木畑洋一『二〇世紀の歴史』

木畑洋一『二〇世紀の歴史』

   世界史を、これまでの西欧中心史観から脱却して描こうとする歴史学の動きがある。グローバル・ヒストリーの視点である。木畑氏のこの本は、二〇世紀の世界史を「帝国主義の時代」という視点で通史を描く。1870年からソ連崩壊による帝国主義終焉までの1990年初頭に至る「長い20世紀」という視野で書いている。
   英国の歴史家・ホブズボームが第一次世界大戦(1914年)からソ連崩壊(1991年)までを「短い二〇世紀」として描くのと対照的だ。木畑氏はそれをヨーロッパ中心史観と見ている。
この本は①1870代から帝国世界が形成される第一次世界大戦まで②第一次大戦から1920年代までの動揺の時期③世界恐慌期から第二次世界大戦までの帝国世界再編をめぐる攻防④第二次世界大戦後から冷戦終了までの帝国世界の解体という叙述になっている。
   「長い二〇世紀」が、西欧によるアフリカ分割から書きだされている。それは1990年ナミビア独立で、独立国民国家で覆われ、南アフリカの人種差別終結宣言とともに終わる。東欧の帝国世界は、ソ連解体で終わる。国民国家とグローバリゼーション世界の形成が、二〇世紀の激動の世界史を彩っている。

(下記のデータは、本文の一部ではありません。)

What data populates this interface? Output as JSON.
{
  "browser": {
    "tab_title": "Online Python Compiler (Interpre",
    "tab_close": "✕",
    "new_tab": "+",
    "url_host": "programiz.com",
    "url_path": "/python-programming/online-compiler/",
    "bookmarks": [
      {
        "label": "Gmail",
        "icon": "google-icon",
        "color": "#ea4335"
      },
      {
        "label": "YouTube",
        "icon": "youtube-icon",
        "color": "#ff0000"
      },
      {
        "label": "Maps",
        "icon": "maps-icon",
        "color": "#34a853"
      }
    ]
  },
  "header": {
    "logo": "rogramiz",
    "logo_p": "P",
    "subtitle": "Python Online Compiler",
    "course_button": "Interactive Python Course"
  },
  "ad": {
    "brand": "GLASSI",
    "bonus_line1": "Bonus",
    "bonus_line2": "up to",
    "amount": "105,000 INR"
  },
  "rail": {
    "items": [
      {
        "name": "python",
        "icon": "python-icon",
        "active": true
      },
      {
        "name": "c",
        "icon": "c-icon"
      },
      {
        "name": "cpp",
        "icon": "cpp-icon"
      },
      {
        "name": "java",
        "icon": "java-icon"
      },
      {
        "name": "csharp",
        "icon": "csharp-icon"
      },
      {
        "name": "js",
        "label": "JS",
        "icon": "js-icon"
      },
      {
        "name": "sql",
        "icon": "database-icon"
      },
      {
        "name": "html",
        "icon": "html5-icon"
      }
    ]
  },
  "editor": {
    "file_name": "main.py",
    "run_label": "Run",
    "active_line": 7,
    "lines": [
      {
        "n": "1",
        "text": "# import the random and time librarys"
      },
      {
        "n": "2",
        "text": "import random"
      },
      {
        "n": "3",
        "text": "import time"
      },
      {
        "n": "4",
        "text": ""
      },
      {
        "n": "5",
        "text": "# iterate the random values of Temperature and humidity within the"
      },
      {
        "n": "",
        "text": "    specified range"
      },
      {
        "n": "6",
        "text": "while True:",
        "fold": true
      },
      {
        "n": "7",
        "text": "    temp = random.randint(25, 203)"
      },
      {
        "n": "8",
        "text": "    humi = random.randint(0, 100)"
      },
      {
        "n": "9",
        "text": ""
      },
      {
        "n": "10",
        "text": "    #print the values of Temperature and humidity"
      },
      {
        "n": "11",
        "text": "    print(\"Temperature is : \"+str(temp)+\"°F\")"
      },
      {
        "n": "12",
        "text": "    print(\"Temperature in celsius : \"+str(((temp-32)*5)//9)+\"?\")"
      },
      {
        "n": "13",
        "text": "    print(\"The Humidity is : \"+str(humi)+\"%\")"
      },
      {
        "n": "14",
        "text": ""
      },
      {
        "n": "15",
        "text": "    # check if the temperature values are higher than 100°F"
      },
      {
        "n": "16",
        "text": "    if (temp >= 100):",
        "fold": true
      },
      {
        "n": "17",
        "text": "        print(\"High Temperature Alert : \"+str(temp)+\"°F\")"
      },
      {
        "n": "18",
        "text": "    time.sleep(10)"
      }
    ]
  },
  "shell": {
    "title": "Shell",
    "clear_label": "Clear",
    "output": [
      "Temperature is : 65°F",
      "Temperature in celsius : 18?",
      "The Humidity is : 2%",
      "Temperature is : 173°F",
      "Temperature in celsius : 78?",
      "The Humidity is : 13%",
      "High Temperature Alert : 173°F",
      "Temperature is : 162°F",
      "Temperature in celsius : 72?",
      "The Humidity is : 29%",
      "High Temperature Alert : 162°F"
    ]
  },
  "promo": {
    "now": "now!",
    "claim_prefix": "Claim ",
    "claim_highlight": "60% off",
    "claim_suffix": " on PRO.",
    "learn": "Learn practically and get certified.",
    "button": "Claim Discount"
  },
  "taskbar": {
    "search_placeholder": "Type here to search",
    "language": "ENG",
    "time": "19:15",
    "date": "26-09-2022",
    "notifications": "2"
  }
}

   帝国世界が、戦争と暴力に満ちた世界だったかを木畑氏は描いていく。私はこの本を読み、二〇世紀が、いかに他の世紀に比べ支配―被支配による「大量虐殺の時代」だったかを知った。世界戦争や内戦、地域民族紛争は、古代、中世には考えられない大量虐殺と、難民を産み出したのだ。
   一部の西欧諸国の植民地獲得競争は、世界大戦を起こし、脱植民地による独立国家樹立も、米ソ冷戦と連動し、多くの虐殺を起こしている。帝国世界は、暴力の世界であった。米ソも帝国世界だった。そこには、先進国の「帝国意識」というイデオロギーが存在する。木畑氏の帝国世界は、権力の領域的中心を否定するネグリ氏とハート氏のシステムや階層性による規範と正統性による支配とは、別物である。それは暴力支配に近い。
   小畑氏は、帝国世界解体後を国民国家の時代と見ている、安易なアメリカ帝国論や地域統合論をとらない。21世紀は帝国主義ではくくれない時代に入りつつあるともいう。地球的格差もあるが、インドと中国という巨大国家の存在による18世紀以前の世界史、世界経済に帰る時代になるかもしれないと指摘している。